Lattice Laughlin states on the torus from conformal field theory

TL;DR

This paper develops analytical expressions for lattice Laughlin states on the torus using conformal field theory, enabling the study of fractional quantum Hall physics with periodic boundary conditions and demonstrating their relation to continuum Laughlin states.

Contribution

It introduces a method to construct and analyze lattice Laughlin states on the torus, extending conformal field theory techniques to periodic boundary conditions.

Findings

States become orthonormal for large lattices

The S-matrix matches that of continuum Laughlin states

Lattice states approximate continuum Laughlin states with suitable spacing

Abstract

Conformal field theory has turned out to be a powerful tool to derive two-dimensional lattice models displaying fractional quantum Hall physics. So far most of the work has been for lattices with open boundary conditions in at least one of the two directions, but it is desirable to also be able to handle the case of periodic boundary conditions.

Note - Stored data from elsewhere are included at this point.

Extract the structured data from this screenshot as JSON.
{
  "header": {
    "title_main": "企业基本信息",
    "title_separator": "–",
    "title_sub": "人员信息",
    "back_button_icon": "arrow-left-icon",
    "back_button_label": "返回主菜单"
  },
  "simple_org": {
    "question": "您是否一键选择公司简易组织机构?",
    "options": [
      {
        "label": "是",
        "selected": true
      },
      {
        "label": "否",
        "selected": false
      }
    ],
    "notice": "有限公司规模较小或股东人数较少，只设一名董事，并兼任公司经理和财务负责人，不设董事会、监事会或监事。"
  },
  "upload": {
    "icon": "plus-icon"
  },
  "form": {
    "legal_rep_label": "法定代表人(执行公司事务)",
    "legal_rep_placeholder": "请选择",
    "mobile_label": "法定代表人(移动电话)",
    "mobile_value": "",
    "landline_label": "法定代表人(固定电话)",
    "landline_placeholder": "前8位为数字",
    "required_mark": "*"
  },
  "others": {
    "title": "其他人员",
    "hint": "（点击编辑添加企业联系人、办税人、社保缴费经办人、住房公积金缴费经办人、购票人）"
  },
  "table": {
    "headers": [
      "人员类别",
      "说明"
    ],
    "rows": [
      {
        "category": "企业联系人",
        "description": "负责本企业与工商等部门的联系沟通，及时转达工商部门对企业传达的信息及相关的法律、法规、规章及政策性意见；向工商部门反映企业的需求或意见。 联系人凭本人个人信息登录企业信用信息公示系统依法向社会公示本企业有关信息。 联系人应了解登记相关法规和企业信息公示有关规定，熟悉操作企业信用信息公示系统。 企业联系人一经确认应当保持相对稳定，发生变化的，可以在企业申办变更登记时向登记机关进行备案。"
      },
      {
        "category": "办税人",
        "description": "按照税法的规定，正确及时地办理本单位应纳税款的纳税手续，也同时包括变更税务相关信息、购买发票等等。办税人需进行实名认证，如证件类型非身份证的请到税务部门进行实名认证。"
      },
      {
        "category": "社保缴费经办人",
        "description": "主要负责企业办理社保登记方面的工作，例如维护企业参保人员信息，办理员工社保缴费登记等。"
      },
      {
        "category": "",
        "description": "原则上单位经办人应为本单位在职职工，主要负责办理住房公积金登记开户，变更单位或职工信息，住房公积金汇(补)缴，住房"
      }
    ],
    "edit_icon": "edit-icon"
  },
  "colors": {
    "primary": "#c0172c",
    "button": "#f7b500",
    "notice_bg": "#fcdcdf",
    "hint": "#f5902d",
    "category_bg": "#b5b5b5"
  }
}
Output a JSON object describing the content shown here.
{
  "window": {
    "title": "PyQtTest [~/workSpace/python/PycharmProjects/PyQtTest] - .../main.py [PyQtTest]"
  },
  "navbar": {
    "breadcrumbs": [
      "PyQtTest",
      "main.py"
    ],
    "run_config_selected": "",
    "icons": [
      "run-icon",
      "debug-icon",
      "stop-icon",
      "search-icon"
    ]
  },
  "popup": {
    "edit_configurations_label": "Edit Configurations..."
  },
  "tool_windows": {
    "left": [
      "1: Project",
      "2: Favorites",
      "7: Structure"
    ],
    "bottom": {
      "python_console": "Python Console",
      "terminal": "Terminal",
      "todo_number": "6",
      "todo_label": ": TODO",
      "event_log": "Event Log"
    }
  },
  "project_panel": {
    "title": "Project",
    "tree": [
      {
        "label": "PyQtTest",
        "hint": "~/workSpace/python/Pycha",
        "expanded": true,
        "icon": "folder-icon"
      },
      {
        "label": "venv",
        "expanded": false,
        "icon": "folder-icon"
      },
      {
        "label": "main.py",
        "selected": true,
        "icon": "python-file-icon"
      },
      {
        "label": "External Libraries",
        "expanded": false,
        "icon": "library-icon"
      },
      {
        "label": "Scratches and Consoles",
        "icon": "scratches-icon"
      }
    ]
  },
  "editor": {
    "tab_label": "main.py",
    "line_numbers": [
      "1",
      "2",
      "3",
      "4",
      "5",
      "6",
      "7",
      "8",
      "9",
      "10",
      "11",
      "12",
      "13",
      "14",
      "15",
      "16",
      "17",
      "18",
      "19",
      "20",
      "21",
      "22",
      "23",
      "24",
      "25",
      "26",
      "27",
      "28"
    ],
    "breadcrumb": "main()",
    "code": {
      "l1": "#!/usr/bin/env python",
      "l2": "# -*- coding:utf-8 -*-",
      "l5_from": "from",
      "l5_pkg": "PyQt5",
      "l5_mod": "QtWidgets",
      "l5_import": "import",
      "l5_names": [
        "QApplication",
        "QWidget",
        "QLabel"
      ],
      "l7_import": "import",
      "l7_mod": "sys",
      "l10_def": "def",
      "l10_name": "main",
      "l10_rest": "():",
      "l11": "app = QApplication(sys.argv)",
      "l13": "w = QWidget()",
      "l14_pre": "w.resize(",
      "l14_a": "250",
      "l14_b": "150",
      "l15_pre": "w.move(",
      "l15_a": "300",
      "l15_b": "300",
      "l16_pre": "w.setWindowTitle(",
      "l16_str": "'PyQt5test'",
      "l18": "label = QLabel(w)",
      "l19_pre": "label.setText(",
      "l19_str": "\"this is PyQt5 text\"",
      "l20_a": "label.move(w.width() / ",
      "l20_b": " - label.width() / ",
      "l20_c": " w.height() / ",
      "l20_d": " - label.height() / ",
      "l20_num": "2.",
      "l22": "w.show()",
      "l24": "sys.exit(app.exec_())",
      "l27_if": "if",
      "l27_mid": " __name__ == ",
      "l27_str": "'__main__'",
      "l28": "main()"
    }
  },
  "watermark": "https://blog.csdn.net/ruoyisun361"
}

Here, we take steps in this direction by deriving analytical expressions for a family of conformal field theory states on the torus that is closely related to the family of bosonic and fermionic Laughlin states. We compute how the states transform when a particle is moved around the torus and when the states are translated or rotated, and we provide numerical evidence in particular cases that the states become orthonormal up to a common factor for large lattices. We use these results to find the S-matrix of the states, which turns out to be the same as for the continuum Laughlin states. Finally, we show that when the states are defined on a square lattice with suitable lattice spacing they practically coincide with the Laughlin states restricted to a lattice.